O sistema de justiça ou, se preferirmos, de injustiça brasileiro, operado em sua quase totalidade por sujeitos masculinos, brancos e oriundos das camadas mais ricas da população, atualiza continuamente os preconceitos raciais, de gênero e classe, para dizer apenas de alguns deles, que marcam a nossa história e que estão na base de boa parte de nossas desigualdades e violências as mais diversas. O que pudemos assistir acontecendo com o ex-presidente Lula, infelizmente, é apenas o ponto de um enorme iceberg da injustiça brasileira que, em sua movimentação, destrói vidas de dezenas de milhares de pessoas todos os anos no país.
Um sistema de justiça parcial e leniente, é isto que temos; e isso não mudou com a decisão sobre a ativa parcialidade do juiz Sérgio Moro. A decisão do Supremo Tribunal Federal não isenta o órgão da responsabilidade que teve, e tem, no acobertamento as atrocidades jurídicas perpetradas pelos ex-juiz federal e seus auxiliares do Ministério Público. Tardia, a decisão jamais fará justiça às centenas de milhares de mortes pelas quais tais procedimentos podem ter causado. Do mesmo modo, nada no sistema de justiça brasileiro se modificou para trazer ao cidadão e à cidadã comuns, em seu dia a dia, julgamentos justos e imparciais, que independam de sua condição econômica, do seu local de moradia ou da cor de sua pele.
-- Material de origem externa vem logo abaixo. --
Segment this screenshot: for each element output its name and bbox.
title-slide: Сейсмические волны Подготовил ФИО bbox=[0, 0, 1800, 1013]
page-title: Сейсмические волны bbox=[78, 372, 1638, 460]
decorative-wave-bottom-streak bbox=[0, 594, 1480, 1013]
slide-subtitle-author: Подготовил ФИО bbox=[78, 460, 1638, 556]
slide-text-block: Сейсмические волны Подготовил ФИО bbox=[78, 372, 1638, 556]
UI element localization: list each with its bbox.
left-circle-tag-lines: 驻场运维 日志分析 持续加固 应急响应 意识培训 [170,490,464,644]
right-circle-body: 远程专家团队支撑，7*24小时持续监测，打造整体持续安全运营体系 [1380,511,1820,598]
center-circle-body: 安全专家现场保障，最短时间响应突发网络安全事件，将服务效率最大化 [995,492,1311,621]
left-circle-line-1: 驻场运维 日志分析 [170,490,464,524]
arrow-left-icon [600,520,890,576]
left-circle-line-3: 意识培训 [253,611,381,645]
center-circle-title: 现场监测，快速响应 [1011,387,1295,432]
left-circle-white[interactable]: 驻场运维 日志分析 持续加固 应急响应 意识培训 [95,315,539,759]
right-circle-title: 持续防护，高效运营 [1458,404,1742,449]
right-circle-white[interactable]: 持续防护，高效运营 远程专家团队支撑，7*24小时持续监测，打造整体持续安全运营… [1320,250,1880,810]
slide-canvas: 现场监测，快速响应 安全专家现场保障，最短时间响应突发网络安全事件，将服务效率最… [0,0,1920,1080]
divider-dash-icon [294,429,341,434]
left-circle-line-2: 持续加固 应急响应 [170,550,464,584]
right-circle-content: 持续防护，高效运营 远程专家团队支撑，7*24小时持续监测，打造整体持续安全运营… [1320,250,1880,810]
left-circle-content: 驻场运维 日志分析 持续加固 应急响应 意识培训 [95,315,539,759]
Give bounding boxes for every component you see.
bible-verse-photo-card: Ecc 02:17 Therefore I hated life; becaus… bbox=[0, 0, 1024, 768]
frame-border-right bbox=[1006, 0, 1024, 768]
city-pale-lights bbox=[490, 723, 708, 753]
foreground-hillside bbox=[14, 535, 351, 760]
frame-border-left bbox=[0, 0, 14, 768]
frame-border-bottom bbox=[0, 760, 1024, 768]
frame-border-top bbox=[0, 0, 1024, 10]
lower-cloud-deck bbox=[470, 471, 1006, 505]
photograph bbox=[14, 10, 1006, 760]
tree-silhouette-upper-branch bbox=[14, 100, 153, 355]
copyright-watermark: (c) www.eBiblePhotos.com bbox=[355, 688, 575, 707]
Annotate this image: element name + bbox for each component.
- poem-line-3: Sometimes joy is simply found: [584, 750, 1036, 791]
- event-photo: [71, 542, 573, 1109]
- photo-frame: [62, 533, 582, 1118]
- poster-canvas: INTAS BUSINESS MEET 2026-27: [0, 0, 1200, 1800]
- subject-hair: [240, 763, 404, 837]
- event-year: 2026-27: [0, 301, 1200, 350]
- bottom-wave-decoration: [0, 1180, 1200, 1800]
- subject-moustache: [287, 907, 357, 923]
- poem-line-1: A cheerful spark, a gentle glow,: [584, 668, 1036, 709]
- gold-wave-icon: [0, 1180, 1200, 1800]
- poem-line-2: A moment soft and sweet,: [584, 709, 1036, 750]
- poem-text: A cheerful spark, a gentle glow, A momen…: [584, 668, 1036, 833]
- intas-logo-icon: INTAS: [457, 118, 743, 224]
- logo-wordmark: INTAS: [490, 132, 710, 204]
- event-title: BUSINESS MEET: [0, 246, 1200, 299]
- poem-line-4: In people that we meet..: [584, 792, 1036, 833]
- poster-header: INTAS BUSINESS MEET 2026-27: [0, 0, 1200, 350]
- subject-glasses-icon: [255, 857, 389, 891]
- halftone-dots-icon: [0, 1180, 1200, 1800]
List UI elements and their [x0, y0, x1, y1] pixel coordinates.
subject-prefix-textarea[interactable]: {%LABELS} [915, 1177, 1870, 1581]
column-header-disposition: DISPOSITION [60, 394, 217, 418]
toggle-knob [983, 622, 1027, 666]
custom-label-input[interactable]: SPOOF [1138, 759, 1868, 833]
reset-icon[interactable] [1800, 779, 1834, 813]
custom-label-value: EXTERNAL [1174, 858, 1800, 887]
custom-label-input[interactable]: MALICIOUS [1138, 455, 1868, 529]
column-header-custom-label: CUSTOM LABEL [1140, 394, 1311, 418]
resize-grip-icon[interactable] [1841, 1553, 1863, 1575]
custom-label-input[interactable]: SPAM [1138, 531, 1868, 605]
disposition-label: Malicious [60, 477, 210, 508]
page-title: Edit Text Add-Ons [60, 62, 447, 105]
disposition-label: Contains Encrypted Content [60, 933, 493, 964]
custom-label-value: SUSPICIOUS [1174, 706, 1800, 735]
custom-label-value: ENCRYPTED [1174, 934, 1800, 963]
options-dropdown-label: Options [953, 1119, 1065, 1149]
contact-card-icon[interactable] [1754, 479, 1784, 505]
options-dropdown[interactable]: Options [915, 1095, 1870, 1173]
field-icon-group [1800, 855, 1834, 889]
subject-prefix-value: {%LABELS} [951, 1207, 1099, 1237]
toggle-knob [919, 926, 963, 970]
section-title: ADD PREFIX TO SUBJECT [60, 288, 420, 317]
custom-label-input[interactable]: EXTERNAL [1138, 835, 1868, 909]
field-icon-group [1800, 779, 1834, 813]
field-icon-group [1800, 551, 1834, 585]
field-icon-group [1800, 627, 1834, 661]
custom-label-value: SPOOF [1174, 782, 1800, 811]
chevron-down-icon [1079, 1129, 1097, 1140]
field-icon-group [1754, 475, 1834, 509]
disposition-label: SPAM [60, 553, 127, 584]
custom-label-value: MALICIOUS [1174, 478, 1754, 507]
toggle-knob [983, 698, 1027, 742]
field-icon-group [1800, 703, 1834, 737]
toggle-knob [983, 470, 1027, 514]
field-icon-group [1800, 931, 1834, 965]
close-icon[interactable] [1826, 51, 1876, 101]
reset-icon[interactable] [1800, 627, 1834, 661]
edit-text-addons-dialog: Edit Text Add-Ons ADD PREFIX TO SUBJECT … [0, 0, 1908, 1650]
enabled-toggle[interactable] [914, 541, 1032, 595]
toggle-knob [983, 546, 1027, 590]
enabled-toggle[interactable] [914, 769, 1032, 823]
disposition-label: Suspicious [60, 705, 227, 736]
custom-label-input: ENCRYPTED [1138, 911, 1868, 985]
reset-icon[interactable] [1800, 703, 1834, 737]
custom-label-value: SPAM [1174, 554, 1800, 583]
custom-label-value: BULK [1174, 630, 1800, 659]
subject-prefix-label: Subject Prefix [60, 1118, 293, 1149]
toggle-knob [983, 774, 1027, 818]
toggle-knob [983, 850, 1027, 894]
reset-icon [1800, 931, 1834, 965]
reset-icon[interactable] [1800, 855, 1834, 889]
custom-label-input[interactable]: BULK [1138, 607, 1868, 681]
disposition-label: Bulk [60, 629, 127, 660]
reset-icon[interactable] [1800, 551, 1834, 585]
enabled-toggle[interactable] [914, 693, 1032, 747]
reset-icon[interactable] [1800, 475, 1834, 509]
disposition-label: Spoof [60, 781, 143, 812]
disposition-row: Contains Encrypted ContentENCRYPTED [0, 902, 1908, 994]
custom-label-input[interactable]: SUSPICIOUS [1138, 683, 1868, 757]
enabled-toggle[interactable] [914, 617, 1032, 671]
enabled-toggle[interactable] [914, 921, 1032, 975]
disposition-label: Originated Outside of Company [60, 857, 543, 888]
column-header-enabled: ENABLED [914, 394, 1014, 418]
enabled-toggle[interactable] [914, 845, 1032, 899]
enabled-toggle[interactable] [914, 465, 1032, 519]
Se tudo isso aconteceu com o ex-presidente Lula, com a participação ativa de milhares de agentes públicos, aí incluídos vários órgãos federais, de dezenas de órgãos de imprensa e milhares de jornalistas e com o beneplácito de boa parte das instituições da sociedade civil, o que aconteceria se fosse qualquer um ou uma de nós? É essa pergunta, e sua inconveniente resposta, que temos que levar em conta em nossa atuação, em todos os recantos do país, inclusive nas escolas, para manter vivas a fome e a sede de justiça para todas, todes e todos.